Imagine a man who adores playing chess. He eats and breathes chess, but isn’t quite talented enough to earn a living as a professional. As a result, he grabs the highest-paying job he can find, harboring no illusion that the work will be deeply satisfying. He simply wants to pay the bills and get home to the game he loves. This guy’s work experience would flunk the Gallup test, yet his job fills precisely the role in his life that he wants.

To be sure, this is not most of us. The bulk of ordinary men and women have professional aspirations and out-of-work priorities alike. But the fact remains that no two people have identical lives or identical expectations for their careers.

So rather than telling people whether they are happy or unhappy at work based on a long list of ambitious criteria, perhaps we should just ask them the question directly. “All things considered, how satisfied are you with your job?”

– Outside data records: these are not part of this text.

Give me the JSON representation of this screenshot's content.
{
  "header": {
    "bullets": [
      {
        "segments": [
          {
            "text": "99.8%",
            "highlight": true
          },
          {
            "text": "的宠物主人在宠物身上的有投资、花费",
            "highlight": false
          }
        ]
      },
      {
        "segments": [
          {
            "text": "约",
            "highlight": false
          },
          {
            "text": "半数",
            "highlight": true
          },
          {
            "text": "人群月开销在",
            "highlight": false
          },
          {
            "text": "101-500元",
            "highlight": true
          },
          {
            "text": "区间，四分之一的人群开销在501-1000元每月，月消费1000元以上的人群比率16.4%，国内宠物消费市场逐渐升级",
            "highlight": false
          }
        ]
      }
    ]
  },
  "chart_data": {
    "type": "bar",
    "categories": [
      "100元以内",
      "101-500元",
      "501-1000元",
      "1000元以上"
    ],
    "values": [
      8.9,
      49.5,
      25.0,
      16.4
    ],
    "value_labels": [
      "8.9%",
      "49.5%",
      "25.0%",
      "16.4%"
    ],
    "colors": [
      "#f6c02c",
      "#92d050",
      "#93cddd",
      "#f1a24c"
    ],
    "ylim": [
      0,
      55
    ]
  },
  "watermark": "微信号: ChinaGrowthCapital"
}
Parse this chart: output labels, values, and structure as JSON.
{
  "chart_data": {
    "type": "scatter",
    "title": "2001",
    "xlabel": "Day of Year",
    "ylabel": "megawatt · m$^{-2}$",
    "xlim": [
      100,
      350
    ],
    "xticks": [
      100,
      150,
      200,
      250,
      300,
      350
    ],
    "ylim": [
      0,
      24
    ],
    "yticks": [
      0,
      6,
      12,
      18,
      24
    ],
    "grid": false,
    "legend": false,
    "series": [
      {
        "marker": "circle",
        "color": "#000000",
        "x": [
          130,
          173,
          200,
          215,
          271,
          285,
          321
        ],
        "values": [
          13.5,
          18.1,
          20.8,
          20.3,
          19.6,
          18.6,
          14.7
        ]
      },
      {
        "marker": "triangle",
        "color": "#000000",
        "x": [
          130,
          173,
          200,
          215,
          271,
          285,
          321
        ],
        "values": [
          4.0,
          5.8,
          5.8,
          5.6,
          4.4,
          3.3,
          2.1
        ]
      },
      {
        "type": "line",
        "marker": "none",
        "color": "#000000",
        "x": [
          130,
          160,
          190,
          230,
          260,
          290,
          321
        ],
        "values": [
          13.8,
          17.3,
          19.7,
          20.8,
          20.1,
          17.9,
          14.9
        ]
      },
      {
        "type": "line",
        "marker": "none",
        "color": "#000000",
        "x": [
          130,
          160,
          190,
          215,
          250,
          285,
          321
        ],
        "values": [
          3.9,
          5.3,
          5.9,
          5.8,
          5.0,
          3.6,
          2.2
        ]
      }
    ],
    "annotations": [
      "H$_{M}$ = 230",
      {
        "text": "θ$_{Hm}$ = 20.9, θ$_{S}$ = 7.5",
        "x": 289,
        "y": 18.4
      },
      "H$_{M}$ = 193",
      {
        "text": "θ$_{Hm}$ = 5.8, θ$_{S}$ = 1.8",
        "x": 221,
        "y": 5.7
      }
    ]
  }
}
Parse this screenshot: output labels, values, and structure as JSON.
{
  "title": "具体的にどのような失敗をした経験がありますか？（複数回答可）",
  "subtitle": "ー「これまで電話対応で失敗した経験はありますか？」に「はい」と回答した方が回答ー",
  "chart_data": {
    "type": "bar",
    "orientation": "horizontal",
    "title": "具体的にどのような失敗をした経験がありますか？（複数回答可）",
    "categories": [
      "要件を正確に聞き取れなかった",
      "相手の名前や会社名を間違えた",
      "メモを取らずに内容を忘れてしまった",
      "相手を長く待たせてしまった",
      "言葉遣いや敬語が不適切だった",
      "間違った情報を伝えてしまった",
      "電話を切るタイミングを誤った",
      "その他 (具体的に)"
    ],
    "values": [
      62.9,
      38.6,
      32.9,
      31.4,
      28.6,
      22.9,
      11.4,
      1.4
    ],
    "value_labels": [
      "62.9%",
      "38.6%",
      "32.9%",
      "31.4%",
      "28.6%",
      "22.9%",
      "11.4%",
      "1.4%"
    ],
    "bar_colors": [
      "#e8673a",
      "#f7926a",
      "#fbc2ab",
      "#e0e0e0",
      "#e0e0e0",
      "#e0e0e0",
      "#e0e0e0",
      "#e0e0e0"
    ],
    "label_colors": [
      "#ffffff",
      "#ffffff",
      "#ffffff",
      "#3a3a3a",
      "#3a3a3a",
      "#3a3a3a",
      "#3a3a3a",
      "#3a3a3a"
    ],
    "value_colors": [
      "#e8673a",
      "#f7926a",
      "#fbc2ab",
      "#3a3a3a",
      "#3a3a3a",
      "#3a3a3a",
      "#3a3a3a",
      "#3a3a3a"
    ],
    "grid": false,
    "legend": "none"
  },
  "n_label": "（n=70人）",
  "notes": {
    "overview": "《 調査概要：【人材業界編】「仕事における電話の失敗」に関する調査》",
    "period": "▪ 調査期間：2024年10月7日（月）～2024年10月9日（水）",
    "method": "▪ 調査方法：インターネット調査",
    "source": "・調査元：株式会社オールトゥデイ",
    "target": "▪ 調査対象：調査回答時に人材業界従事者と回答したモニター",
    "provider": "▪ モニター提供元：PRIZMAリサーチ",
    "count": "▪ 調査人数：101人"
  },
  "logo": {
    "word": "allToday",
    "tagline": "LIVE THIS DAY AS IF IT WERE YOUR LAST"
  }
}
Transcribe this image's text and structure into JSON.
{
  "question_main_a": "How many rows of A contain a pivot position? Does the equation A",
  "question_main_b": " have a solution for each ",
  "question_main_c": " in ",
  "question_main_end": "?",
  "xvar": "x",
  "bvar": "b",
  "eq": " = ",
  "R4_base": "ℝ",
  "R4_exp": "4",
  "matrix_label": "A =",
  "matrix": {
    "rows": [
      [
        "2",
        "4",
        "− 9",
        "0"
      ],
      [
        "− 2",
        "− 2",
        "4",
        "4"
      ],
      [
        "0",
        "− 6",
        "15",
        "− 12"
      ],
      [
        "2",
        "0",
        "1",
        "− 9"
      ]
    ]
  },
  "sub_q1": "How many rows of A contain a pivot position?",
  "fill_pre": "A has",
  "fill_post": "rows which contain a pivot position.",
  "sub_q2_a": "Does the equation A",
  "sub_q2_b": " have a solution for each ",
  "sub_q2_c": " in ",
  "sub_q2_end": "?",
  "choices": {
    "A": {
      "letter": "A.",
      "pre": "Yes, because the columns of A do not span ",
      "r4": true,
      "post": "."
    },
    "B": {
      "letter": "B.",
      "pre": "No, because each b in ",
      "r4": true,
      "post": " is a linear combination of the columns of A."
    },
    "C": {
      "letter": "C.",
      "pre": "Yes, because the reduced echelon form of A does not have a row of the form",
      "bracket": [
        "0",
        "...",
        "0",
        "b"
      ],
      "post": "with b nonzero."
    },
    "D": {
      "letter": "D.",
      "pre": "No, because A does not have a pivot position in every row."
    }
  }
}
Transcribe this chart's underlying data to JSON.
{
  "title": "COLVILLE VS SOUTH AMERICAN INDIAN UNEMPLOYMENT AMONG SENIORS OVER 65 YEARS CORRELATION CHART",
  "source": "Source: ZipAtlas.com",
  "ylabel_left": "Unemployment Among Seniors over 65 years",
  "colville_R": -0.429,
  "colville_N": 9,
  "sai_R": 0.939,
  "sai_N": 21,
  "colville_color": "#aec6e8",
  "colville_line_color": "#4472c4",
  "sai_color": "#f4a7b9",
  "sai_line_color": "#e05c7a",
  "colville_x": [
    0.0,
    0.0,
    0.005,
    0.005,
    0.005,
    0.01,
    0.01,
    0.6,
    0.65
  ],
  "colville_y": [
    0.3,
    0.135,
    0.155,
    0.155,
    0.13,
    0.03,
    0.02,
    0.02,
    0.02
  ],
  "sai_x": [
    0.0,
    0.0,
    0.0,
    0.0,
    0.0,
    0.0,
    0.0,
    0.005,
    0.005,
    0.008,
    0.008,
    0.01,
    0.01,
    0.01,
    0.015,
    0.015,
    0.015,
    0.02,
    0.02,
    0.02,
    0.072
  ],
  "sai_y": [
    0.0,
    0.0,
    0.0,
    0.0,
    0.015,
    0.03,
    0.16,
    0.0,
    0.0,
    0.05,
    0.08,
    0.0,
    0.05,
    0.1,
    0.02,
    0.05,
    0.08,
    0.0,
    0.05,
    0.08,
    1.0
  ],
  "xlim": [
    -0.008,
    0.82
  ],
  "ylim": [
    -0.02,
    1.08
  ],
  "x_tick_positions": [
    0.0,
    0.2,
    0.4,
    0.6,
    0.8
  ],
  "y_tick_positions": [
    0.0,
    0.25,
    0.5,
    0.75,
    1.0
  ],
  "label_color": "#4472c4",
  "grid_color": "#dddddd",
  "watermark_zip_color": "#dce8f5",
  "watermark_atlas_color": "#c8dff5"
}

Instead of asserting what a great job looks like, this wording invites the respondent to apply his or her own standard. This is precisely the question that the University of Chicago’s General Social Survey (GSS) has asked Americans for decades. Their data tell a very different story.

Ask a different question, get a different answer

As the chart below indicates, the 2012 GSS found that 36% of the country is “very satisfied” with their jobs. Add in the 16% who are even happier (“completely satisfied”) and the 33% who are “fairly” satisfied, and we have a staggering 85% majority of Americans who generally like what they do.

2012 General Social Survey (SATJOB7)

I know what you’re thinking: “Successful people must be skewing the data.” Conventional wisdom suggests that high-earning professionals who love their work are pulling the average up, and that Americans who work in less glamorous roles must be mostly unhappy. Right?

Wrong. Look what happens when we analyze the data by income:

Source: 2012 General Social Survey (SATJOB7 x RINCOM06)

2012 General Social Survey (SATJOB7 x RINCOM06)

As income increases, there does seem to be a slight upward trend in the proportion who are “satisfied” – that’s the blue bars and everything below. But even at low income levels, job satisfaction is vastly higher than many might expect. Among Americans whose annual pay ranks in the low $30,000s, for example, fully 88% are generally satisfied with their jobs.

In short, this massive and well-respected survey finds that the vast majority of Americans at every income level are reasonably happy with their jobs.

Elites may feel overworked and under-appreciated. Highly-educated folks may feel sure that people in “dead-end jobs” must be miserable. But once we look past the apocalyptic headlines and dig into the data, there is good evidence that Americans derive real satisfaction from earning our success on the job.